Associated Press, il governo USA nella bufera. Quando peserà sulla stampa il rischio di altre intercettazioni?

di Raffaella Natale |

L’amministrazione Obama ha giustificato la vasta operazione adducendo motivi di ‘sicurezza nazionale’. Ma il caso segna un precedente. Quanti adesso si sentiranno liberi di dare rivelazioni ai giornali e quanto ne risentirà l’informazione?

Stati Uniti


Associated Press

Generalmente molto attenta alle tematiche della privacy, l’amministrazione Obama s’è trovata questa volta nella posizione di doversi difendersi dall’accusa d’aver intercettato i telefoni dell’agenzia di stampa Associated Press (AP), sostenendo che s’è trattato di un caso di forza maggiore e che ne andava di mezzo “la sicurezza degli americani”.

L’agenzia americana ha denunciato lunedì ‘un’intrusione senza precedenti’ nel campo della libertà di stampa da parte del Dipartimento USA di Giustizia, che per due mesi ha segretamente registrato le telefonate effettuate nell’agenzia e da alcuni giornalisti.

Dopo l’ondata di polemiche che s’è sollevata con lo scoppio del caso, il Ministro Eric Holder ha parlato di gravi rischi che hanno spinto il Dipartimento ad agire con uno dei sequestri ‘più gravi’ e notevoli d’informazioni telefoniche private del 2012.

“Non esageriamo dicendo che gli americani erano in pericolo e che bisognava capire chi erano i responsabili per un’eventuale controffensiva“, ha spiegato il Ministro in conferenza stampa, senza però precisare se altri media sono stati coinvolti nell’operazione.

 

Secondo l’AP, l’indagine riguarda un articolo su “un’operazione della CIA in Yemen che ha impedito nella primavera del 2012 che Al-Qaeda facesse scoppiare una bomba su un aereo diretto negli Stati Uniti” nel giorno del primo anniversario della morte di Osama Bin Laden.

 

Il regolamento del ministero, ha spiegato il vice procuratore generale James Cole, che ha dato l’OK a procedere, prevede “intercettazioni telefoniche dei media solo in alcune circostanze” e, vista “la natura penale di questa indagine che riguardava informazioni ultrasegrete“, s’è deciso di procedere.

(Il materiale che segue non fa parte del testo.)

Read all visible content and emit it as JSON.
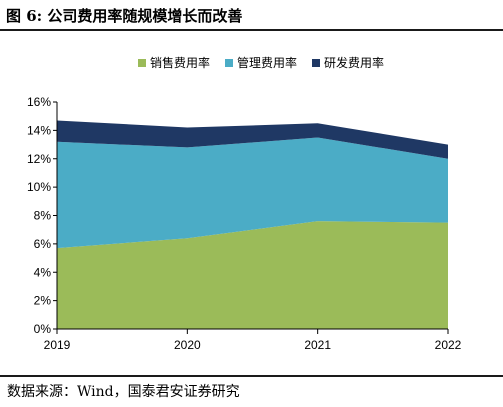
{
  "figure": {
    "title": "图 6:  公司费用率随规模增长而改善",
    "source": "数据来源：Wind，国泰君安证券研究"
  },
  "chart_data": {
    "type": "area",
    "stacked": true,
    "categories": [
      "2019",
      "2020",
      "2021",
      "2022"
    ],
    "series": [
      {
        "name": "销售费用率",
        "color": "#9bbb59",
        "values": [
          5.7,
          6.4,
          7.6,
          7.5
        ]
      },
      {
        "name": "管理费用率",
        "color": "#4bacc6",
        "values": [
          7.5,
          6.4,
          5.9,
          4.5
        ]
      },
      {
        "name": "研发费用率",
        "color": "#1f3864",
        "values": [
          1.5,
          1.4,
          1.0,
          1.0
        ]
      }
    ],
    "ylim": [
      0,
      16
    ],
    "yticks": [
      "0%",
      "2%",
      "4%",
      "6%",
      "8%",
      "10%",
      "12%",
      "14%",
      "16%"
    ],
    "grid": false,
    "legend": "top-center"
  }
}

Tuttavia, ha aggiunto Cole, “le intercettazioni sono avvenute per un periodo limitato e ragionevole e non hanno riguardato i contenuti delle telefonate”.

 

Ma il Ceo dell’AP non è d’accordo: “Come si può parlare di un’indagine ristretta quando sono stati coinvolti almeno un centinaio di giornalisti?”.

 

Il senatore democratico Harry Reid ha definito ‘imperdonabile’ la condotta del Dipartimento di Giustizia: “Ho difficoltà a difendere ciò che ha fatto il Ministero … non c’è alcun modo per poterlo giustificare”.

 

Il presidente di Reporters sans Frontières, Christophe Deloire, ha parlato di “palese violazione dei diritti costituzionali”.

 

David Pozen, esperto di sicurezza nazionale della Columbia University, s’è detto sorpreso della portata delle intercettazioni e ha parlato di “un’interpretazione ampia” dei poteri riconosciuti in questo senso al ministero.

 

Alla Casa Bianca, Jay Carney, portavoce di Barack Obama, ha assicurato che il presidente è un convinto sostenitore della libertà di stampa, aggiungendo però che “dobbiamo assicurarci che informazioni segrete non vengano diffuse, quando possono minacciare i nostri interessi di sicurezza nazionale“. Si tratta di “trovare il giusto punto d’equilibrio“. Ma in questo caso, è stato trovato il ‘giusto equilibrio’ oppure il governo è andato al di là dei poteri riconosciutigli dalla legge?

Il timore delle intercettazioni quanto peserà sulla stampa e sui suoi informatori?